Rev. Paul Raushenbush, president and CEO of the Interfaith Alliance, similarly warned that “across the world, authoritarian movements are gaining control.” He added, “Too often they are legitimized and sanctified by religious leaders consolidating their own power for their own tradition and restricting the religious, social, and political liberty of those who are different.”
He specifically condemned White Christian Nationalism as “a crusade for power that betrays our nation and degrades my faith.” And Raushenbush criticized the “misuse of the principle of religious freedom” by those pushing Christian Nationalism.
“To which I respond: Who’s religion? And who’s freedom?” he said. “As we are holding this Parliament, Christian Nationalists are attacking churches that do not agree with them. They are attempting to rewrite our history. They are banning our books. They are restricting voting and women’s rights and targeting minority faiths.”
But Raushenbush added that as he looked at those gathered at the Parliament and thought of the faith communities they represented, he saw “the organizational, spiritual, and moral power of religion that the world needs to meet the crisis that we face.” So he urged those gathered to “be guided by love” and to work together.
Other speakers echoed this call to work together across religions to make the world a better and more peaceful place for all. This included sessions on confronting the climate crisis, addressing nuclear weapons, responding to the Russian war on Ukraine, feeding the hungry around the world, and addressing gun violence. As both Butler and Raushenbush noted, religious nationalism has been fueling and inspiring violence, thus religious leaders at the Parliament considered how to act for peace.
The Parliament also included art installations to help people ponder the crises faced in the world and consider how people of faith could respond. One exhibit featured scraps of orange fabric torn at vigils across the country to represent the more than 30,000 children who have died in the U.S. from gun violence since the Sandy Hook Elementary School massacre in 2012. Some of the scraps included handwritten notes and others featured the names of some of those killed.
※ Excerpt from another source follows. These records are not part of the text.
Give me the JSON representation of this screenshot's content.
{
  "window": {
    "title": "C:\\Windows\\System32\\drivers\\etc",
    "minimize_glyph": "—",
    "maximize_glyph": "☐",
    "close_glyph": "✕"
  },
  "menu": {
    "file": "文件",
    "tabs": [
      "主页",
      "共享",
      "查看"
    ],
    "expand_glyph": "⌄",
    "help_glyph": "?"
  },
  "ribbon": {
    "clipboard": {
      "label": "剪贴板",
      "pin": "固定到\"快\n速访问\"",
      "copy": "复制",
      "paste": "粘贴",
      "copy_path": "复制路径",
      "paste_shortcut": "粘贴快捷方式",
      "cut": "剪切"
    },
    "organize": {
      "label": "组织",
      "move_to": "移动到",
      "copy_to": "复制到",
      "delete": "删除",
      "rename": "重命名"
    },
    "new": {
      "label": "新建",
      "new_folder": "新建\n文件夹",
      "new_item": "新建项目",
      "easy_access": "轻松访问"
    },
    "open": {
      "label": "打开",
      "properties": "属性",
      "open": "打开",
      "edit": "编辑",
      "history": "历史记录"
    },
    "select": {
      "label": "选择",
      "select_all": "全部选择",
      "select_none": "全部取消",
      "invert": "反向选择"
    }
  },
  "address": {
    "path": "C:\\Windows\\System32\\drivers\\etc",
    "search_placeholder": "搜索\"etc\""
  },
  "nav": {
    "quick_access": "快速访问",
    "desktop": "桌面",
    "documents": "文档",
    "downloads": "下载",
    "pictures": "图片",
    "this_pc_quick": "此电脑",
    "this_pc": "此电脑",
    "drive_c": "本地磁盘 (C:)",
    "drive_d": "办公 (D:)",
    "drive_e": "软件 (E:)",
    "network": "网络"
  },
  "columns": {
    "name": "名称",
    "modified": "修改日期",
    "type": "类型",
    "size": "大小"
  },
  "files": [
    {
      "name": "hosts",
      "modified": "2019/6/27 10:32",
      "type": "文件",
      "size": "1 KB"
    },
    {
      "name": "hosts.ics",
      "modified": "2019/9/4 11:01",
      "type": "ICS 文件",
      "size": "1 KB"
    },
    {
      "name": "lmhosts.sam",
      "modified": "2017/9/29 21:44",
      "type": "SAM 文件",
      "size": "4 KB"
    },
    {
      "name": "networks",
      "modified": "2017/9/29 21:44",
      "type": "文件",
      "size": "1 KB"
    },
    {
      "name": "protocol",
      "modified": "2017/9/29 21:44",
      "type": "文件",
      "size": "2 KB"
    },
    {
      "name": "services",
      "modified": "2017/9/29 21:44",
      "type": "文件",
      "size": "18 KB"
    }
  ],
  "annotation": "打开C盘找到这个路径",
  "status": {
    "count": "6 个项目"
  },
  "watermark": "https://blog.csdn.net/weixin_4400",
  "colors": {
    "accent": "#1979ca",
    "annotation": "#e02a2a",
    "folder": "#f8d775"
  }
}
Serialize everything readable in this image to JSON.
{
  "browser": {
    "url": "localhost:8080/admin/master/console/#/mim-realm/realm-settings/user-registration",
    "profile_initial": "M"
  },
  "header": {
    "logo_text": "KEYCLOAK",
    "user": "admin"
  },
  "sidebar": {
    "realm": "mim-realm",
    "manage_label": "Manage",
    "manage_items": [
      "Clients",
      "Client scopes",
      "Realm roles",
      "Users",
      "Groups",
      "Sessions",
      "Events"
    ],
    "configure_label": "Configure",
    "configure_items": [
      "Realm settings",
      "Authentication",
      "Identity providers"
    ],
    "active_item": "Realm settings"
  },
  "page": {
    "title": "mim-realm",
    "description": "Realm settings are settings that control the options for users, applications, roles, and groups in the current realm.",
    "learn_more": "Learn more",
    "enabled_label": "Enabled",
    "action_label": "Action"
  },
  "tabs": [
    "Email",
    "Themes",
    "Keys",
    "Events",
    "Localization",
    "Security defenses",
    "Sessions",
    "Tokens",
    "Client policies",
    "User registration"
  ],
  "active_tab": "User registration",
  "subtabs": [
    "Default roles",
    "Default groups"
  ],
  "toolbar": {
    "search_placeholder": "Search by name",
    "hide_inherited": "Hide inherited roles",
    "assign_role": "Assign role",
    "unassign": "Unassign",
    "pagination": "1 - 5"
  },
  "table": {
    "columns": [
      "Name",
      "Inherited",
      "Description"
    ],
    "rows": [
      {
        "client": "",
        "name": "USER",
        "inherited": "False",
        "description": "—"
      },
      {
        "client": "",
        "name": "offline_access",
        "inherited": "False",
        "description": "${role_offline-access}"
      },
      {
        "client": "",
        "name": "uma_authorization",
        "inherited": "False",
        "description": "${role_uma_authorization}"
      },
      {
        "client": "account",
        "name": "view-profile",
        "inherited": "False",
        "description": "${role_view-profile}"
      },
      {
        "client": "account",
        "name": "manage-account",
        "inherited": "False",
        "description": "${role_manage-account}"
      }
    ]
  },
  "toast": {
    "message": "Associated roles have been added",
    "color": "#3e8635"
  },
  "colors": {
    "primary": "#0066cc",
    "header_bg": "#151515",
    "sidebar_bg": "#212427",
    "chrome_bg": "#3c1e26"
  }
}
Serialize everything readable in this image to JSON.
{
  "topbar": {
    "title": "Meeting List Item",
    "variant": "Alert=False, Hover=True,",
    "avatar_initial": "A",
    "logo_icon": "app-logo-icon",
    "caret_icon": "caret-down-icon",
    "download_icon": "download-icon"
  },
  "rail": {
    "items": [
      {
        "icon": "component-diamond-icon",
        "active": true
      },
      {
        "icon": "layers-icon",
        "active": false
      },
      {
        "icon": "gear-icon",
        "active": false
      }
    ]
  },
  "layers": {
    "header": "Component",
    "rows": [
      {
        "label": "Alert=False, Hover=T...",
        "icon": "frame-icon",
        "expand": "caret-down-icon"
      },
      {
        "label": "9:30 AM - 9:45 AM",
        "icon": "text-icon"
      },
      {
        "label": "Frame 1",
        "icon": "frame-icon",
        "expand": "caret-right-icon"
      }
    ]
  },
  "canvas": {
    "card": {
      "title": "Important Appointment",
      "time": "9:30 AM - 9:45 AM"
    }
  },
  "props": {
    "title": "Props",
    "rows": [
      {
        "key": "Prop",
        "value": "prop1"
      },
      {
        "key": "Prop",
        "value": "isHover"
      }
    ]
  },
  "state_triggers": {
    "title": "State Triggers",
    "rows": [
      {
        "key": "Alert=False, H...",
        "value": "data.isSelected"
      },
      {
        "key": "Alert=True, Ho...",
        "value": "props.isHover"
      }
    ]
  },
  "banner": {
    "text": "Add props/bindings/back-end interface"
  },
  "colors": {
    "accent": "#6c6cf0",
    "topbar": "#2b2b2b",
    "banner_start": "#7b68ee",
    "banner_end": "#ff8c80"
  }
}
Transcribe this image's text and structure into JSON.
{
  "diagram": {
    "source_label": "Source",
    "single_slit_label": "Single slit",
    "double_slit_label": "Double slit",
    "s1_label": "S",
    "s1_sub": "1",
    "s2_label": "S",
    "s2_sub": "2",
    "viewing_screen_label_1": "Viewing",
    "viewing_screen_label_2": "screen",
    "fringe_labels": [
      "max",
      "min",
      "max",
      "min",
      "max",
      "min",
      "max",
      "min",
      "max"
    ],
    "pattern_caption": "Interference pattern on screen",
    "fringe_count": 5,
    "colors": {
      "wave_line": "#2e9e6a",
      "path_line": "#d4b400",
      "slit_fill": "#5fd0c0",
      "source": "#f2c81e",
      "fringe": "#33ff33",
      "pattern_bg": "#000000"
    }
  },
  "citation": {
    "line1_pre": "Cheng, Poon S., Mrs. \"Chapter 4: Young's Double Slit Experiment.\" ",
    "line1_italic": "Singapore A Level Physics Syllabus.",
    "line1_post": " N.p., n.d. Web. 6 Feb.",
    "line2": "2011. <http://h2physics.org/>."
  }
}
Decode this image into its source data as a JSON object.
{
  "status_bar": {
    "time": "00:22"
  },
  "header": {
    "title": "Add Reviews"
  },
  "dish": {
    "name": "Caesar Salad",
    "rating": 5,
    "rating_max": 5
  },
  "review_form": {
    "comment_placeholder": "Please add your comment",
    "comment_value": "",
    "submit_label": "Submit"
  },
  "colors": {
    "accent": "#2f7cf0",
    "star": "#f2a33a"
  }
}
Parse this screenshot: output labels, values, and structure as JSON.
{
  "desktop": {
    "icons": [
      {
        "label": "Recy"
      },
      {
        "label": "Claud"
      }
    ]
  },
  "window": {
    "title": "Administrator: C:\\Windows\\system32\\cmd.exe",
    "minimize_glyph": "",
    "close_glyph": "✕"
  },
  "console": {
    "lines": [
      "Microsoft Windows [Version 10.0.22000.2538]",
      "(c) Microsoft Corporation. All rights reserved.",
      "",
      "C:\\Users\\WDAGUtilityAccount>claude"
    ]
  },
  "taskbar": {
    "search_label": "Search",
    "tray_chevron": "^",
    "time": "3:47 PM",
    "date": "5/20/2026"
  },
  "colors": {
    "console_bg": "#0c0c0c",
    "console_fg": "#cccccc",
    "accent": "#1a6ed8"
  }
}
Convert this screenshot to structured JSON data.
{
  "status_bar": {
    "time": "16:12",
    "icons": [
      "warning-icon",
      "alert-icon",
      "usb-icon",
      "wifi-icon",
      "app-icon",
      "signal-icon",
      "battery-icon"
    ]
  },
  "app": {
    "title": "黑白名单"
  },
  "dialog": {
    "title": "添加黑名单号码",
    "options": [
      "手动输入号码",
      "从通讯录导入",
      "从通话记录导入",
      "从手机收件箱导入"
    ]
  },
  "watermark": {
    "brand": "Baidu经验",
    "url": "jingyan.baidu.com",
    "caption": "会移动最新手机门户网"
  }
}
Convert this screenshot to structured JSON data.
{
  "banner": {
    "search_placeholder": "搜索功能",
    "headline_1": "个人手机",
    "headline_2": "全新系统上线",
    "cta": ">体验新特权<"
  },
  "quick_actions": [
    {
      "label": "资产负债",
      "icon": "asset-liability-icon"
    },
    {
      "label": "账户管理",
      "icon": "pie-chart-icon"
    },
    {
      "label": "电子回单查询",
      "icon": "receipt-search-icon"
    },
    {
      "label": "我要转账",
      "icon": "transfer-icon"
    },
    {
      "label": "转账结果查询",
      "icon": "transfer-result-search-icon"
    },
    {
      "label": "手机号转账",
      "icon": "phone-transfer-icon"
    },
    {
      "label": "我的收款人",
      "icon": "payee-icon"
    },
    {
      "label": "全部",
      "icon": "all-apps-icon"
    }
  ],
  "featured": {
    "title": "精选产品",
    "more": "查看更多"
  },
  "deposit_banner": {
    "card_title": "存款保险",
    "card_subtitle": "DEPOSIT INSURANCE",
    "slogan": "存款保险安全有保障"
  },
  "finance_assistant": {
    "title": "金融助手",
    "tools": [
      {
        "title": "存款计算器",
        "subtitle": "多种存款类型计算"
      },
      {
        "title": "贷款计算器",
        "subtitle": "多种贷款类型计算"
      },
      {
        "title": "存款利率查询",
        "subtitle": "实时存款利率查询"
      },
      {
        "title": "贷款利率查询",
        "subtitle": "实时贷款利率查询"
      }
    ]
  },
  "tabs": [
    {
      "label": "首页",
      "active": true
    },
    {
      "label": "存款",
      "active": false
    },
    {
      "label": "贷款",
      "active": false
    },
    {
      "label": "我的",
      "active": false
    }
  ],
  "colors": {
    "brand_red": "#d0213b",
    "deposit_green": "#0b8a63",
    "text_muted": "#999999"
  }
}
Next to that display, Shane Claiborne and others from RAWtools brought a blacksmith forge to the Parliament to invite attendees to join them in beating guns into garden tools. As people picked up the hammer and pounded on the hot metal, they created a symbol of what the Parliament hopes to inspire: people coming together across faith traditions to transform the world.
“This is both a form of public lament but also a way of declaring that all things can be made new, that something that’s designed to kill can be recrafted to cultivate life,” Claiborne said as he held up a spade made from a gun barrel. “I tell my evangelical friends: This is what a gun looks like when it gets born again.”
“It is poetic and symbolic and prophetic, but it is also sacramental,” he added. “When we transform that metal, it’s proclaiming that the world doesn’t have to be this way.”